Abandoné el aula mientras mi vecino seguía insultándome. También él tenía el
rostro ensangrentado. Al menos había conseguido dejarle la nariz bien
tumefacta, victoria que me valió durante unas semanas el respeto de los de mi
clase.
Aquel
episodio me dejó, durante unos días, una venda en la ceja que paseé con orgullo
por los pasillos del instituto. Pero esa herida me aportó bastante más que una
gloria efímera, pues fue la señal que Louise esperaba.
Al
día siguiente, en la calle Bourg-l'Abbé, le conté todo a mi vieja amiga. A mis
padres les di una versión que me evitaba mencionar el documental: una pelea en
el patio originada por el robo de la pluma que me habían regalado la víspera
por mi cumpleaños. Sorprendí un destello de asombro en los ojos de mi padre,
mezclado con un ápice de satisfacción. ¿De modo que su hijo era capaz de
pegarse?
A
Louise le dije la verdad, sólo a ella podía decírsela.

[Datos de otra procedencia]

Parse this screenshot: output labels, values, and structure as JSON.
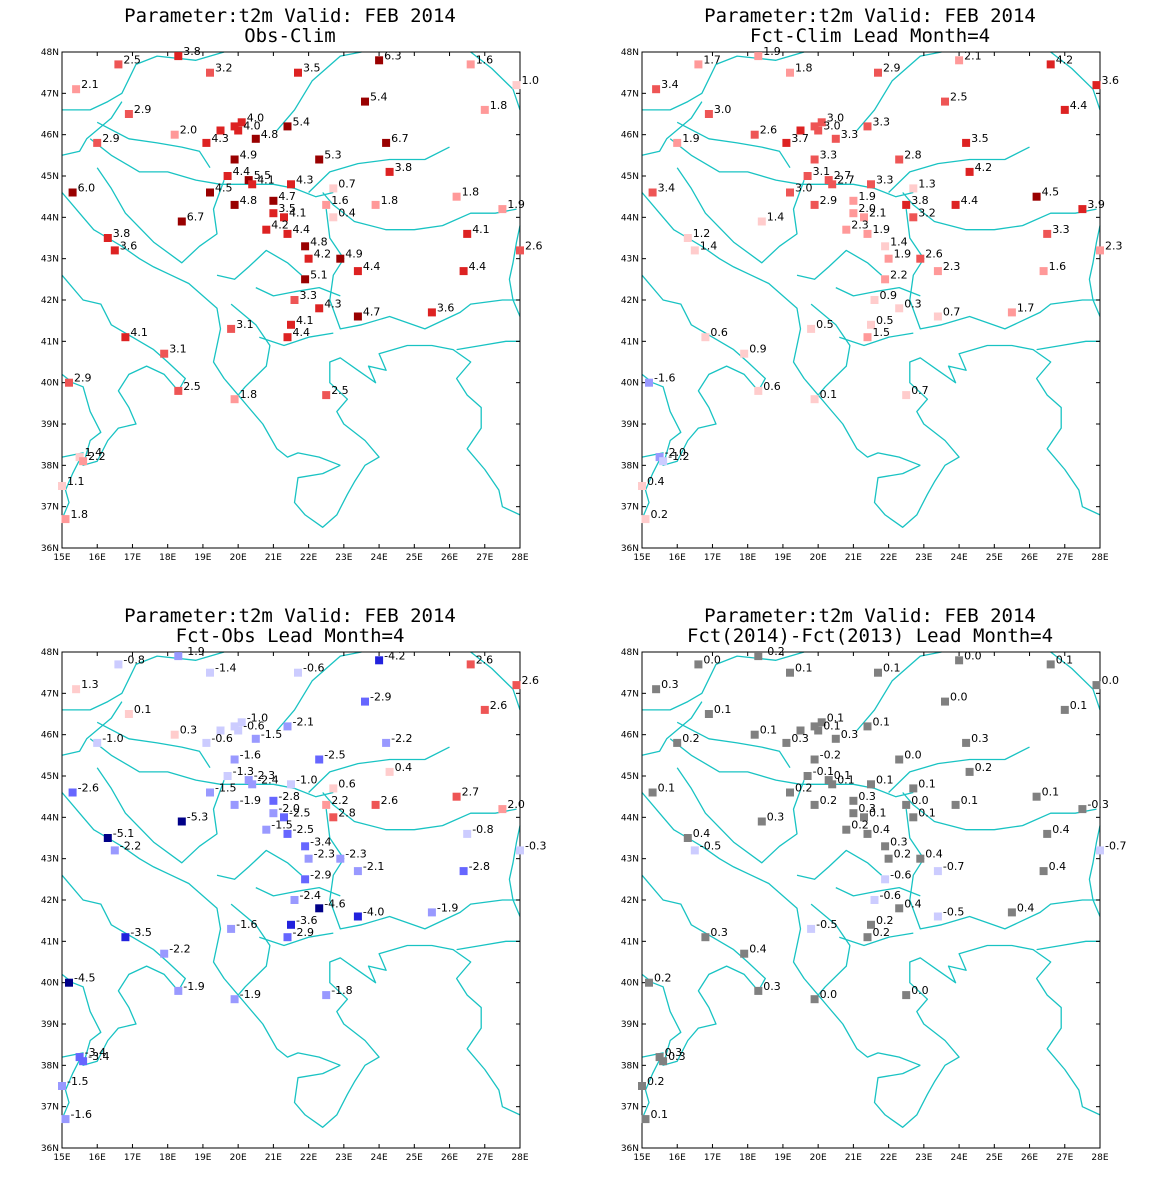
{
  "map": {
    "lon_range": [
      15,
      28
    ],
    "lat_range": [
      36,
      48
    ],
    "lon_ticks": [
      "15E",
      "16E",
      "17E",
      "18E",
      "19E",
      "20E",
      "21E",
      "22E",
      "23E",
      "24E",
      "25E",
      "26E",
      "27E",
      "28E"
    ],
    "lat_ticks": [
      "36N",
      "37N",
      "38N",
      "39N",
      "40N",
      "41N",
      "42N",
      "43N",
      "44N",
      "45N",
      "46N",
      "47N",
      "48N"
    ],
    "coastline_color": "#19c3c3"
  },
  "stations": [
    [
      18.3,
      47.9
    ],
    [
      16.6,
      47.7
    ],
    [
      19.2,
      47.5
    ],
    [
      21.7,
      47.5
    ],
    [
      24.0,
      47.8
    ],
    [
      26.6,
      47.7
    ],
    [
      27.9,
      47.2
    ],
    [
      15.4,
      47.1
    ],
    [
      23.6,
      46.8
    ],
    [
      16.9,
      46.5
    ],
    [
      27.0,
      46.6
    ],
    [
      20.1,
      46.3
    ],
    [
      19.9,
      46.2
    ],
    [
      20.0,
      46.1
    ],
    [
      18.2,
      46.0
    ],
    [
      19.5,
      46.1
    ],
    [
      19.1,
      45.8
    ],
    [
      16.0,
      45.8
    ],
    [
      21.4,
      46.2
    ],
    [
      24.2,
      45.8
    ],
    [
      20.5,
      45.9
    ],
    [
      19.9,
      45.4
    ],
    [
      22.3,
      45.4
    ],
    [
      24.3,
      45.1
    ],
    [
      19.7,
      45.0
    ],
    [
      20.3,
      44.9
    ],
    [
      20.4,
      44.8
    ],
    [
      21.5,
      44.8
    ],
    [
      22.7,
      44.7
    ],
    [
      19.2,
      44.6
    ],
    [
      15.3,
      44.6
    ],
    [
      21.0,
      44.4
    ],
    [
      19.9,
      44.3
    ],
    [
      23.9,
      44.3
    ],
    [
      26.2,
      44.5
    ],
    [
      22.5,
      44.3
    ],
    [
      27.5,
      44.2
    ],
    [
      22.7,
      44.0
    ],
    [
      21.0,
      44.1
    ],
    [
      21.3,
      44.0
    ],
    [
      18.4,
      43.9
    ],
    [
      20.8,
      43.7
    ],
    [
      21.4,
      43.6
    ],
    [
      16.3,
      43.5
    ],
    [
      21.9,
      43.3
    ],
    [
      26.5,
      43.6
    ],
    [
      16.5,
      43.2
    ],
    [
      22.0,
      43.0
    ],
    [
      22.9,
      43.0
    ],
    [
      28.0,
      43.2
    ],
    [
      23.4,
      42.7
    ],
    [
      21.9,
      42.5
    ],
    [
      26.4,
      42.7
    ],
    [
      21.6,
      42.0
    ],
    [
      22.3,
      41.8
    ],
    [
      25.5,
      41.7
    ],
    [
      23.4,
      41.6
    ],
    [
      21.5,
      41.4
    ],
    [
      19.8,
      41.3
    ],
    [
      21.4,
      41.1
    ],
    [
      16.8,
      41.1
    ],
    [
      17.9,
      40.7
    ],
    [
      15.2,
      40.0
    ],
    [
      18.3,
      39.8
    ],
    [
      19.9,
      39.6
    ],
    [
      22.5,
      39.7
    ],
    [
      15.5,
      38.2
    ],
    [
      15.6,
      38.1
    ],
    [
      15.0,
      37.5
    ],
    [
      15.1,
      36.7
    ]
  ],
  "color_scales": {
    "pos": [
      "#ffcccc",
      "#ff9999",
      "#ee5555",
      "#dd2222",
      "#990000"
    ],
    "neg": [
      "#ccccff",
      "#9999ff",
      "#6666ff",
      "#2222dd",
      "#000088"
    ],
    "zero": "#808080"
  },
  "panels": [
    {
      "title": "Parameter:t2m Valid: FEB 2014",
      "subtitle": "Obs-Clim",
      "labels": [
        "3.8",
        "2.5",
        "3.2",
        "3.5",
        "6.3",
        "1.6",
        "1.0",
        "2.1",
        "5.4",
        "2.9",
        "1.8",
        "4.0",
        "",
        "4.0",
        "2.0",
        "",
        "4.3",
        "2.9",
        "5.4",
        "6.7",
        "4.8",
        "4.9",
        "5.3",
        "3.8",
        "4.4",
        "5.5",
        "4.1",
        "4.3",
        "0.7",
        "4.5",
        "6.0",
        "4.7",
        "4.8",
        "1.8",
        "1.8",
        "1.6",
        "1.9",
        "0.4",
        "3.5",
        "4.1",
        "6.7",
        "4.2",
        "4.4",
        "3.8",
        "4.8",
        "4.1",
        "3.6",
        "4.2",
        "4.9",
        "2.6",
        "4.4",
        "5.1",
        "4.4",
        "3.3",
        "4.3",
        "3.6",
        "4.7",
        "4.1",
        "3.1",
        "4.4",
        "4.1",
        "3.1",
        "2.9",
        "2.5",
        "1.8",
        "2.5",
        "1.4",
        "2.2",
        "1.1",
        "1.8"
      ],
      "values": [
        3.8,
        2.5,
        3.2,
        3.5,
        6.3,
        1.6,
        1.0,
        2.1,
        5.4,
        2.9,
        1.8,
        4.0,
        4.0,
        4.0,
        2.0,
        4.3,
        4.3,
        2.9,
        5.4,
        6.7,
        4.8,
        4.9,
        5.3,
        3.8,
        4.4,
        5.5,
        4.1,
        4.3,
        0.7,
        4.5,
        6.0,
        4.7,
        4.8,
        1.8,
        1.8,
        1.6,
        1.9,
        0.4,
        3.5,
        4.1,
        6.7,
        4.2,
        4.4,
        3.8,
        4.8,
        4.1,
        3.6,
        4.2,
        4.9,
        2.6,
        4.4,
        5.1,
        4.4,
        3.3,
        4.3,
        3.6,
        4.7,
        4.1,
        3.1,
        4.4,
        4.1,
        3.1,
        2.9,
        2.5,
        1.8,
        2.5,
        1.4,
        2.2,
        1.1,
        1.8
      ]
    },
    {
      "title": "Parameter:t2m Valid: FEB 2014",
      "subtitle": "Fct-Clim Lead Month=4",
      "labels": [
        "1.9",
        "1.7",
        "1.8",
        "2.9",
        "2.1",
        "4.2",
        "3.6",
        "3.4",
        "2.5",
        "3.0",
        "4.4",
        "3.0",
        "",
        "3.0",
        "2.6",
        "",
        "3.7",
        "1.9",
        "3.3",
        "3.5",
        "3.3",
        "3.3",
        "2.8",
        "4.2",
        "3.1",
        "2.7",
        "2.7",
        "3.3",
        "1.3",
        "3.0",
        "3.4",
        "1.9",
        "2.9",
        "4.4",
        "4.5",
        "3.8",
        "3.9",
        "3.2",
        "2.0",
        "2.1",
        "1.4",
        "2.3",
        "1.9",
        "1.2",
        "1.4",
        "3.3",
        "1.4",
        "1.9",
        "2.6",
        "2.3",
        "2.3",
        "2.2",
        "1.6",
        "0.9",
        "0.3",
        "1.7",
        "0.7",
        "0.5",
        "0.5",
        "1.5",
        "0.6",
        "0.9",
        "-1.6",
        "0.6",
        "0.1",
        "0.7",
        "-2.0",
        "-1.2",
        "0.4",
        "0.2"
      ],
      "values": [
        1.9,
        1.7,
        1.8,
        2.9,
        2.1,
        4.2,
        3.6,
        3.4,
        2.5,
        3.0,
        4.4,
        3.0,
        3.0,
        3.0,
        2.6,
        3.7,
        3.7,
        1.9,
        3.3,
        3.5,
        3.3,
        3.3,
        2.8,
        4.2,
        3.1,
        2.7,
        2.7,
        3.3,
        1.3,
        3.0,
        3.4,
        1.9,
        2.9,
        4.4,
        4.5,
        3.8,
        3.9,
        3.2,
        2.0,
        2.1,
        1.4,
        2.3,
        1.9,
        1.2,
        1.4,
        3.3,
        1.4,
        1.9,
        2.6,
        2.3,
        2.3,
        2.2,
        1.6,
        0.9,
        0.3,
        1.7,
        0.7,
        0.5,
        0.5,
        1.5,
        0.6,
        0.9,
        -1.6,
        0.6,
        0.1,
        0.7,
        -2.0,
        -1.2,
        0.4,
        0.2
      ]
    },
    {
      "title": "Parameter:t2m Valid: FEB 2014",
      "subtitle": "Fct-Obs Lead Month=4",
      "labels": [
        "-1.9",
        "-0.8",
        "-1.4",
        "-0.6",
        "-4.2",
        "2.6",
        "2.6",
        "1.3",
        "-2.9",
        "0.1",
        "2.6",
        "-1.0",
        "",
        "-0.6",
        "0.3",
        "",
        "-0.6",
        "-1.0",
        "-2.1",
        "-2.2",
        "-1.5",
        "-1.6",
        "-2.5",
        "0.4",
        "-1.3",
        "-2.3",
        "-2.4",
        "-1.0",
        "0.6",
        "-1.5",
        "-2.6",
        "-2.8",
        "-1.9",
        "2.6",
        "2.7",
        "2.2",
        "2.0",
        "2.8",
        "-2.0",
        "-2.5",
        "-5.3",
        "-1.5",
        "-2.5",
        "-5.1",
        "-3.4",
        "-0.8",
        "-2.2",
        "-2.3",
        "-2.3",
        "-0.3",
        "-2.1",
        "-2.9",
        "-2.8",
        "-2.4",
        "-4.6",
        "-1.9",
        "-4.0",
        "-3.6",
        "-1.6",
        "-2.9",
        "-3.5",
        "-2.2",
        "-4.5",
        "-1.9",
        "-1.9",
        "-1.8",
        "-3.4",
        "-3.4",
        "-1.5",
        "-1.6"
      ],
      "values": [
        -1.9,
        -0.8,
        -1.4,
        -0.6,
        -4.2,
        2.6,
        2.6,
        1.3,
        -2.9,
        0.1,
        2.6,
        -1.0,
        -1.0,
        -0.6,
        0.3,
        -0.6,
        -0.6,
        -1.0,
        -2.1,
        -2.2,
        -1.5,
        -1.6,
        -2.5,
        0.4,
        -1.3,
        -2.3,
        -2.4,
        -1.0,
        0.6,
        -1.5,
        -2.6,
        -2.8,
        -1.9,
        2.6,
        2.7,
        2.2,
        2.0,
        2.8,
        -2.0,
        -2.5,
        -5.3,
        -1.5,
        -2.5,
        -5.1,
        -3.4,
        -0.8,
        -2.2,
        -2.3,
        -2.3,
        -0.3,
        -2.1,
        -2.9,
        -2.8,
        -2.4,
        -4.6,
        -1.9,
        -4.0,
        -3.6,
        -1.6,
        -2.9,
        -3.5,
        -2.2,
        -4.5,
        -1.9,
        -1.9,
        -1.8,
        -3.4,
        -3.4,
        -1.5,
        -1.6
      ]
    },
    {
      "title": "Parameter:t2m Valid: FEB 2014",
      "subtitle": "Fct(2014)-Fct(2013) Lead Month=4",
      "labels": [
        "-0.2",
        "0.0",
        "0.1",
        "0.1",
        "0.0",
        "0.1",
        "0.0",
        "0.3",
        "0.0",
        "0.1",
        "0.1",
        "0.1",
        "",
        "0.1",
        "0.1",
        "",
        "0.3",
        "0.2",
        "0.1",
        "0.3",
        "0.3",
        "-0.2",
        "0.0",
        "0.2",
        "-0.1",
        "0.1",
        "0.1",
        "0.1",
        "0.1",
        "0.2",
        "0.1",
        "0.3",
        "0.2",
        "0.1",
        "0.1",
        "0.0",
        "-0.3",
        "0.1",
        "0.3",
        "0.1",
        "0.3",
        "0.2",
        "0.4",
        "0.4",
        "0.3",
        "0.4",
        "-0.5",
        "0.2",
        "0.4",
        "-0.7",
        "-0.7",
        "-0.6",
        "0.4",
        "-0.6",
        "0.4",
        "0.4",
        "-0.5",
        "0.2",
        "-0.5",
        "0.2",
        "0.3",
        "0.4",
        "0.2",
        "0.3",
        "0.0",
        "0.0",
        "0.3",
        "0.3",
        "0.2",
        "0.1"
      ],
      "values": [
        -0.2,
        0.0,
        0.1,
        0.1,
        0.0,
        0.1,
        0.0,
        0.3,
        0.0,
        0.1,
        0.1,
        0.1,
        0.1,
        0.1,
        0.1,
        0.3,
        0.3,
        0.2,
        0.1,
        0.3,
        0.3,
        -0.2,
        0.0,
        0.2,
        -0.1,
        0.1,
        0.1,
        0.1,
        0.1,
        0.2,
        0.1,
        0.3,
        0.2,
        0.1,
        0.1,
        0.0,
        -0.3,
        0.1,
        0.3,
        0.1,
        0.3,
        0.2,
        0.4,
        0.4,
        0.3,
        0.4,
        -0.5,
        0.2,
        0.4,
        -0.7,
        -0.7,
        -0.6,
        0.4,
        -0.6,
        0.4,
        0.4,
        -0.5,
        0.2,
        -0.5,
        0.2,
        0.3,
        0.4,
        0.2,
        0.3,
        0.0,
        0.0,
        0.3,
        0.3,
        0.2,
        0.1
      ]
    }
  ]
}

Le conté la proyección,
le hablé de las montañas, le describí a la mujer de goma, le expliqué cómo
había lavado yo el ultraje que la mujer había sufrido. Pero no le hablé de mi
risa. Iba avanzando en mi relato y de repente, desbordado por la emoción, lloré
delante de Louise como no lo había hecho ante nadie. Su rostro se descompuso,
se inclinó sobre mí y yo me dejé abrazar, con la mejilla pegada a su blusa de
nylon. Al poco sentí que unas lágrimas me mojaban la frente y, sorprendido,
alcé la cabeza: Louise, como yo, estaba deshecha en llanto. Me apartó de sí para
mirarme, como si no supiese qué decisión tomar; luego sonrió y me habló.